Le Bénin face à l’urgence climatique : Pourquoi les alertes de l’Omm concernent le pays
Les conclusions du dernier rapport de l’Organisation météorologique mondiale (OMM) résonnent particulièrement au Bénin. Alors que l’institution onusienne indique que plus de 13 millions d’Africains ont été affectés par des événements climatiques extrêmes en 2025, le pays doit lui aussi composer avec des phénomènes de plus en plus fréquents : inondations, irrégularité des pluies, érosion côtière et pressions croissantes sur les ressources naturelles.

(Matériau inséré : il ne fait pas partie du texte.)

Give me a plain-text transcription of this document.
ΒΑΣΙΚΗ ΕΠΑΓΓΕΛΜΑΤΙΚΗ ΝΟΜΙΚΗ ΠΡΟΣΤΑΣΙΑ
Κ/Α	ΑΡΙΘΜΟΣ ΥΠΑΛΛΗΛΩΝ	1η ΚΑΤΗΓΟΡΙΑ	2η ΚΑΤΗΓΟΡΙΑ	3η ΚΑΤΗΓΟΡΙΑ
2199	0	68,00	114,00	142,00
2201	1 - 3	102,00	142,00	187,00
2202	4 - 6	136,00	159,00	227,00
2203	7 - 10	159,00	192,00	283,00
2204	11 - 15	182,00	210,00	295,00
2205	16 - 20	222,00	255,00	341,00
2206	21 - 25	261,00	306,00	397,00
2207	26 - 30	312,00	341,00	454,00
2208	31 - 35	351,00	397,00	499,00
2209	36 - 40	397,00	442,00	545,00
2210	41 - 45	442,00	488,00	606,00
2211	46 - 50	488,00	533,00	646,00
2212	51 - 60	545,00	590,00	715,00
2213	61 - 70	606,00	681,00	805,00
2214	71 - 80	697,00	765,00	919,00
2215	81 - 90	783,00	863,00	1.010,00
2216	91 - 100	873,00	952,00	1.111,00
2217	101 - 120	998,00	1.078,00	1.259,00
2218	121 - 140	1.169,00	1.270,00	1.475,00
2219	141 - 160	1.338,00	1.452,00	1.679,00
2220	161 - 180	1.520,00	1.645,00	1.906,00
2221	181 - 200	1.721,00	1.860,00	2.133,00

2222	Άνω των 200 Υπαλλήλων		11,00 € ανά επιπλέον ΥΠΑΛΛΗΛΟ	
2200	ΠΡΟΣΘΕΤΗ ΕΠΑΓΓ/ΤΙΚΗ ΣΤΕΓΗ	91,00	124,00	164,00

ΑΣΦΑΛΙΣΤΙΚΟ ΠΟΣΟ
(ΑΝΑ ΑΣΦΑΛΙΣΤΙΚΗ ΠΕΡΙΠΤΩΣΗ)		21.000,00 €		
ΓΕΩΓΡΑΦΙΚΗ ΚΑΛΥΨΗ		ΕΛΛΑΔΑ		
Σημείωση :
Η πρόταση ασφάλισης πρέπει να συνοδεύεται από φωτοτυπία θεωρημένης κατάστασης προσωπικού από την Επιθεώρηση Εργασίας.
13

Si le Bénin contribue très faiblement aux émissions mondiales de gaz à effet de serre, il figure néanmoins parmi les pays les plus exposés aux conséquences du changement climatique. La Banque mondiale le classait déjà parmi les nations les plus vulnérables dans son rapport sur les perspectives économiques publié en 2024. Une situation qui s’explique par la place centrale qu’occupent l’agriculture, les ressources en eau et le littoral dans l’économie nationale.
Une économie étroitement liée au climat
Au Bénin, les effets du climat ne concernent pas uniquement l’environnement. Ils touchent directement les activités qui assurent les revenus de millions de personnes.
L’agriculture demeure largement dépendante des précipitations. Les producteurs de maïs, de riz, de coton, de soja, d’igname ou encore de manioc restent tributaires du bon déroulement des saisons pluvieuses. Lorsque les pluies arrivent tardivement, s’interrompent brutalement ou deviennent excessives, les récoltes peuvent être compromises.
Les ressources en eau représentent également un enjeu majeur. Les fleuves Ouémé, Mono et Niger, les lacs et les zones humides jouent un rôle essentiel dans l’agriculture, la pêche et l’approvisionnement des populations. Or, les variations climatiques influencent directement leur niveau et leur disponibilité.
À cela s’ajoute le littoral béninois, qui concentre une part importante des activités économiques nationales. Entre le Port autonome de Cotonou, les infrastructures routières, les activités touristiques et la pêche, cette bande côtière constitue un espace stratégique mais particulièrement exposé à l’érosion marine et à la montée du niveau de la mer.
Des signaux déjà visibles sur le terrain
Les alertes climatiques ne relèvent plus de simples projections. Elles se traduisent déjà par des phénomènes observables dans plusieurs régions du pays.
Les inondations demeurent l’une des manifestations les plus visibles. Chaque saison des pluies apporte son lot de dégâts dans les vallées de l’Ouémé et du Mono ainsi que dans plusieurs centres urbains. Routes, habitations, écoles et exploitations agricoles sont régulièrement affectées.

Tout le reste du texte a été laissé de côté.